7. Limitations and open directions
HOI-Brain states several limitations explicitly. First, discordant negative signs are largely ignored: the method focuses on concordant effects and only limitedly explores discordant negative patterns in interpretation. Second, although the framework extracts timepoint-wise topological features, those features are averaged over time to suppress noise, so it does not model temporal dependencies across timepoints. Third, the experiments use only fMRI, leaving EEG, MEG, and multimodal neuroimaging to future work. Fourth, some implementation details remain underspecified, including Transformer depth, number of heads, hidden dimensions, exact clustering settings, and some details of positive-versus-negative concordant splitting. Fifth, the two filtrations are described algorithmically, but the paper does not provide a full formal algebraic-topology treatment of signed chain complexes or explicit boundary operators (Zhao et al., 27 Jul 2025).
The broader literature sharpens these open questions. O-information frameworks show that moving from third-order to fourth-order interactions yields useful gains but also substantial computational pressure, motivating Gaussian approximations, randomized Rényi estimators, or low-rank strategies (Zhang et al., 20 Apr 2026). DCHO shows that higher-order connectivity can be embedded in a predictive latent space, suggesting one route beyond HOI-Brain’s current temporal averaging (Li et al., 27 Aug 2025). Topological Signal Processing indicates that higher-order topology can also be analyzed as discrete flow geometry with divergence and curl, suggesting an alternative interpretation of higher-order organization not directly captured by persistence diagrams (Bispo et al., 31 Mar 2026). Frequency-domain O-information rate shows that whole-band summaries can obscure band-specific synergy and redundancy, which is a plausible caution for any temporally averaged HOI representation (Faes et al., 2022).

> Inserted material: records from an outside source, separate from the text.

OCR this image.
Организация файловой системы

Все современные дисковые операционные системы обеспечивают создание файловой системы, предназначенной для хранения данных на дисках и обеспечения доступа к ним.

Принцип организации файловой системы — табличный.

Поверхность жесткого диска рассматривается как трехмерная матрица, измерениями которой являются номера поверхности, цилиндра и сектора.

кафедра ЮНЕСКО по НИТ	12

A plausible implication is that future HOI-Brain variants may need to combine three properties that are currently distributed across different frameworks: signed higher-order topology, explicit temporal or spectral dynamics, and scalable multi-order estimation. Another plausible implication is that stronger formalization of signed simplicial operators could bring HOI-Brain closer to the richer topological toolkits already explored in cell-complex and homological approaches.
In its current form, HOI-Brain’s main contribution is clear and specific: it demonstrates that signed quadruplet interactions and signed 9-dimensional voids, extracted from MTD-based co-fluctuation simplicial complexes and integrated by a multi-channel Transformer, yield superior disorder classification and biologically interpretable higher-order biomarkers from resting-state fMRI (Zhao et al., 27 Jul 2025).